The Arizmendi affect strikes again. The second worst striker in the league bagged a hat trick for Deportivo on Sunday. But all with his head. Which makes the blog continue its suspicions that the forward possesses Toblerone-shaped feet.

Edu

As well as scoring his traditional 'ball from the left header', the brilliant Betis striker bagged an absolute corker to beat Barcelona. The victory also owed a great deal to David Odonkor who finally looked like the fastest player in Europe (100m in 10.80 seconds, apparently) and the footballer who was half decent for Germany in the World Cup.

Betis looked dead and buried in the first half but showed they possessed as much bottle as their fans to claw their way back to win a very famous victory.

Bad Day

The Men in Suits


So Betis got their way, in the end, after stalling for 10 days and played their match in the de Lopera stadium. And AS, for one, were not impressed with the way the Spanish footballing authorities handled the whole affair.

"The decision was made some 30 hours before the game. A new record", wrote Alfredo Relaño. "It's a dark world stuffed with influences, jealousies, changes in criteria and jurisprudence for all tastes", continued the paper's editor on the state of the game in Spain.

Barcelona

There's a lot of things to do on a pleasant Sunday morning in Barcelona. Take a trip on the terrifying cable-car over the harbour. Get pick-pocketed. But 200 locals decided to turn up at Barça's training session to yell all manner of insults at the players.

"Millionaire Mercenaries!". "Less screwing and more playing!", were a couple of the gems hurled and two taunts that have never been laid at La Liga Loca's door. One particularly angry man even scrawled a message in biro on a piece of A4 thinking that Marquez and co had X-Men style super vision.

It looks like the Saturday night Barça disaster was a bridge too far for both the fans and hacks of the Catalan club. "Disgraceful!" "That's Enough!" wrote Mundo Deportivo. "Intolerable! Unacceptable! Impotent!" screamed Sport, a paper who still found space amongst its rants to flog its Barcelona travel bag. Maybe Frank Rijkaard will buy one.

Getafe

A not-dressed-for-the-cold-and-rain La Liga Loca headed down to the Coliseum, on Sunday, to watch a match that even victorious coach, Ziganda, admitted was "not great". But he was still happy after seeing his side scrap their way to a 2-0 win.

It's a second league defeat in a row for Getafe who clearly have their minds elsewhere. "With 48 games in their legs, the Madrid team has the right to save energy", opined El Pais.
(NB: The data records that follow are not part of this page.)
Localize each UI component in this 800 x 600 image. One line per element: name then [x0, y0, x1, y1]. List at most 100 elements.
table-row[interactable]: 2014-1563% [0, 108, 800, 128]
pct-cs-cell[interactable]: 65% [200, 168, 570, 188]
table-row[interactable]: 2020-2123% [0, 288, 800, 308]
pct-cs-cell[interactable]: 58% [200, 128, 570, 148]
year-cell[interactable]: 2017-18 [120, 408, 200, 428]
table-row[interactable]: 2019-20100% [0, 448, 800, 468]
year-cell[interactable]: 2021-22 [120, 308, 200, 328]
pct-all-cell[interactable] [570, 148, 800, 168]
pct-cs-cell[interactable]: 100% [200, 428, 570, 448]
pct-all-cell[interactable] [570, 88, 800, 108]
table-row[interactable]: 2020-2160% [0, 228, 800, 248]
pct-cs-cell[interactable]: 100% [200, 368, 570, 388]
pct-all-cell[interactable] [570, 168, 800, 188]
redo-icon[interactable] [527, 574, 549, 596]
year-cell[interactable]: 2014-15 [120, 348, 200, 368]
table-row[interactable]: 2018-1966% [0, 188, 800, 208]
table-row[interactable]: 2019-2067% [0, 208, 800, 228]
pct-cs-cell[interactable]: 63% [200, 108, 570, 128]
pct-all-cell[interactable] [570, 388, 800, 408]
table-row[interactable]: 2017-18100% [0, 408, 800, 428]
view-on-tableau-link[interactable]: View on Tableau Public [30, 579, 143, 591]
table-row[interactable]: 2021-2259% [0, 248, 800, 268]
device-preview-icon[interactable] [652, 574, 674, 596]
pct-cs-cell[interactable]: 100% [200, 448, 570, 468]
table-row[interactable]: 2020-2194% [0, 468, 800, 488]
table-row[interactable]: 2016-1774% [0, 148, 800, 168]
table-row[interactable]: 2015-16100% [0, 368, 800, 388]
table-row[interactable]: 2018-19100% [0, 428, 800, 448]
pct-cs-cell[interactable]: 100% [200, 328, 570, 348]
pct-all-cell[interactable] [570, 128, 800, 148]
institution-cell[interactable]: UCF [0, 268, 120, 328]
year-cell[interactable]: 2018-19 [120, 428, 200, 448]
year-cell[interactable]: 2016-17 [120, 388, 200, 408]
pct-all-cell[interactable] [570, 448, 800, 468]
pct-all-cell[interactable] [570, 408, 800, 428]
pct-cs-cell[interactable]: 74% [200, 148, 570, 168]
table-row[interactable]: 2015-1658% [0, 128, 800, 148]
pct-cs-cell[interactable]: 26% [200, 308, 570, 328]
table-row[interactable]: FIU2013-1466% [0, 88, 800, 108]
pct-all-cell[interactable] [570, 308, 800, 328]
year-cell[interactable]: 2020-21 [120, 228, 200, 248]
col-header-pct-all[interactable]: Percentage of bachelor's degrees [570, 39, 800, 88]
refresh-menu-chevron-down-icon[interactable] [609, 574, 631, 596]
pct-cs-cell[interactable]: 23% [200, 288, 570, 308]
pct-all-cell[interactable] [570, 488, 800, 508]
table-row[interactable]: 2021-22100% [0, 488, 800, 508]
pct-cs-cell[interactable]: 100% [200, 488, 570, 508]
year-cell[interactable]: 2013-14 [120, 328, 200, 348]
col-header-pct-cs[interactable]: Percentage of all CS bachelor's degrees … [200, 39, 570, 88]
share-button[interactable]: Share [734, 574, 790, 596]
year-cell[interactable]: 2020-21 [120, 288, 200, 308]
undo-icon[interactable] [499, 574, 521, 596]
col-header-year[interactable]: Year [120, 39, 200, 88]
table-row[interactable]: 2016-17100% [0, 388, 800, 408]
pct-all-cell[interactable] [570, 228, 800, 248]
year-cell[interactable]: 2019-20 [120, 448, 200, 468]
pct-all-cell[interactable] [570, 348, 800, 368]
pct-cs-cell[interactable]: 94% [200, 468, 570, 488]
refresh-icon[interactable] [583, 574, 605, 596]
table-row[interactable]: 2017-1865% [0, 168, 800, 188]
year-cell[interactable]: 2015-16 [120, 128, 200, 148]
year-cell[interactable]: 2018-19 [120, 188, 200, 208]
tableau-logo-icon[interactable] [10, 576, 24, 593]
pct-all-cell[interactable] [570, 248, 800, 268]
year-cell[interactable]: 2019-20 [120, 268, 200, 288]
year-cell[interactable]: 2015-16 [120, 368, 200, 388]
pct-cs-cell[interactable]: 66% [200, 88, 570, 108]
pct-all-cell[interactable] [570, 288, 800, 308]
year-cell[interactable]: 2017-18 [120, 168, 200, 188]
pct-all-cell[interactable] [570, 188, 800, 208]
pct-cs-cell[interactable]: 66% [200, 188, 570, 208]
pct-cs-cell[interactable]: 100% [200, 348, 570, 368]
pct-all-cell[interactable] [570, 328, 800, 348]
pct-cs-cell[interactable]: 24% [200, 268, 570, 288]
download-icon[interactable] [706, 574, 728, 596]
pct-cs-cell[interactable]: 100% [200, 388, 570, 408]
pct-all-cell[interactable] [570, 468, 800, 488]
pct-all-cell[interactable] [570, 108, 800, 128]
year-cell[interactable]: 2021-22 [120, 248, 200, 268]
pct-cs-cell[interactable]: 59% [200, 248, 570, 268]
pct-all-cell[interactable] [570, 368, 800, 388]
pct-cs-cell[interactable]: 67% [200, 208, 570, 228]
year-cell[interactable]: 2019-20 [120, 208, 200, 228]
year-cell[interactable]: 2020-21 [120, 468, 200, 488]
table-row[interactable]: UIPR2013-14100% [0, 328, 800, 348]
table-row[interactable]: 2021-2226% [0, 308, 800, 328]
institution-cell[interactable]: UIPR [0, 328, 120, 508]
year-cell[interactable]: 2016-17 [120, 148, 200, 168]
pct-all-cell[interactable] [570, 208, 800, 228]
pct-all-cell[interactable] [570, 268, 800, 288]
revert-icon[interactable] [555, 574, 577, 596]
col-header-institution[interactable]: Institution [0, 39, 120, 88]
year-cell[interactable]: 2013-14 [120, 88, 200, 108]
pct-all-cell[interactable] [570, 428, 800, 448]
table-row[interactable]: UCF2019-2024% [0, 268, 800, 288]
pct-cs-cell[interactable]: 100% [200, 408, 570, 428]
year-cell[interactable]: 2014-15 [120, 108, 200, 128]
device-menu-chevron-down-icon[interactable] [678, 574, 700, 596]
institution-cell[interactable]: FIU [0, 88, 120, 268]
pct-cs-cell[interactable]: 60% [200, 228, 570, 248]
But not until they have broken the 42 point barrier, perhaps.

Atlético Madrid

Last week, La Liga Loca wrote that the rojiblancos had suddenly grown a pair. Looks like it dropped off, just as quickly.

Valencia

"Koeman Stay!" "Koeman Out!" were just two of the cries heard in Mestalla over the past 10 days with the fans not knowing if they are coming or going. Rather like the players who were rolled over 3-0 by visiting Mallorca.

"We left a lamentable image", complained the Dutch coach. "The players were playing for themselves, not the team", he continued pointing a big old finger at David Villa who walked from the pitch, after being substituted without acknowleging the oncoming Joaquín.

Espanyol

Despite another defeat for Espanyol, Paul from Barcelona, seems surprisingly chirpy - perhaps after his Sunday morning trip to the Camp Nou training ground.
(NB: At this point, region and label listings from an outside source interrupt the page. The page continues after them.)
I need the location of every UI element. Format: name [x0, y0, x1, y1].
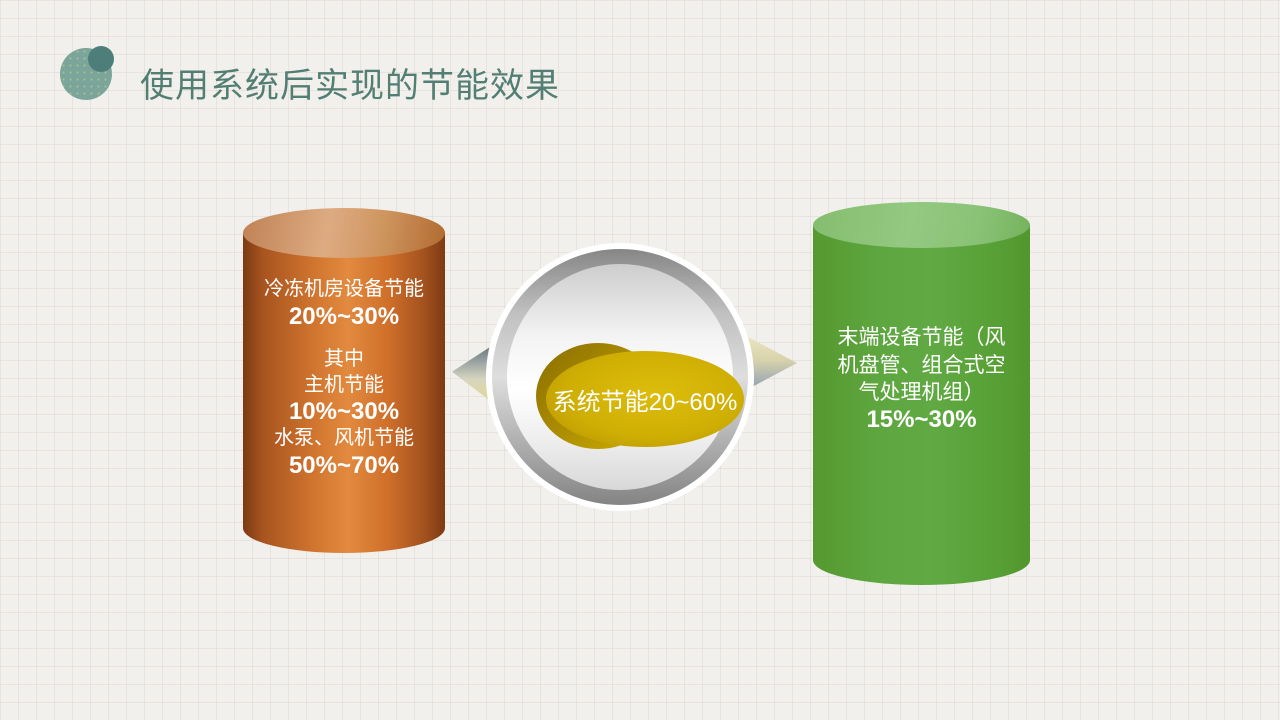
left-cylinder-top-face	[243, 208, 445, 258]
page-title: 使用系统后实现的节能效果	[140, 67, 560, 105]
right-line-3: 气处理机组）	[858, 381, 985, 404]
right-cylinder-top-face	[813, 202, 1030, 248]
right-cylinder-terminal-equipment: 末端设备节能（风 机盘管、组合式空 气处理机组） 15%~30%	[813, 202, 1030, 585]
gold-ellipse-front: 系统节能20~60%	[546, 351, 744, 447]
left-line-total-range: 20%~30%	[288, 303, 400, 330]
right-cylinder-text: 末端设备节能（风 机盘管、组合式空 气处理机组） 15%~30%	[813, 324, 1030, 434]
left-line-spacer	[243, 332, 445, 346]
left-line-pump-label: 水泵、风机节能	[274, 427, 414, 449]
left-line-heading: 冷冻机房设备节能	[264, 278, 424, 300]
sphere-face: 系统节能20~60%	[507, 264, 744, 490]
sphere-metal-ring: 系统节能20~60%	[492, 249, 748, 505]
left-line-host-range: 10%~30%	[288, 398, 400, 425]
title-decoration-circle-small	[88, 46, 114, 72]
left-cylinder-text: 冷冻机房设备节能 20%~30% 其中 主机节能 10%~30% 水泵、风机节能…	[243, 276, 445, 480]
center-sphere: 系统节能20~60%	[486, 243, 754, 511]
left-cylinder-body	[243, 233, 445, 553]
left-line-pump-range: 50%~70%	[288, 452, 400, 479]
left-line-host-label: 主机节能	[304, 374, 384, 396]
left-line-among: 其中	[324, 348, 364, 370]
right-line-range: 15%~30%	[866, 406, 977, 433]
left-cylinder-chiller-plant: 冷冻机房设备节能 20%~30% 其中 主机节能 10%~30% 水泵、风机节能…	[243, 208, 445, 553]
system-saving-label: 系统节能20~60%	[552, 388, 738, 416]
right-line-2: 机盘管、组合式空	[837, 354, 1006, 377]
right-line-1: 末端设备节能（风	[837, 326, 1006, 349]
right-cylinder-body	[813, 225, 1030, 585]
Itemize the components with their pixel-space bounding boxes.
"Well the performance wasn't as bad as the scoreline suggests but it was still awful. Should have had a couple of penalties and had a perfectly good goal disallowed for God knows what. But Racing seemed to get the run of the ball and here lies the problem. Nothing is going our way at the moment.

Points for discussion:

Are Spanish refs crap or just incompetent?

Are Aldo Duscher's injury recovery powers better than Clare Bennett from Heroes? He seemed dead then he ran 60 yards. Twice.

Does Marc Torrejon look like 90's one-hit wonder Gary Cahill ?

Has Reira decided that being rubbish is more fun than being good ?

And why did my second half sneezing fit start when he came on the pitch and stop at the final whistle ?

Do Espanyol have enough points not to get relegated?

Just I think. Can't see us winning another game this season.

Only bright spot was watching the donkey eaters capitulation on Saturday."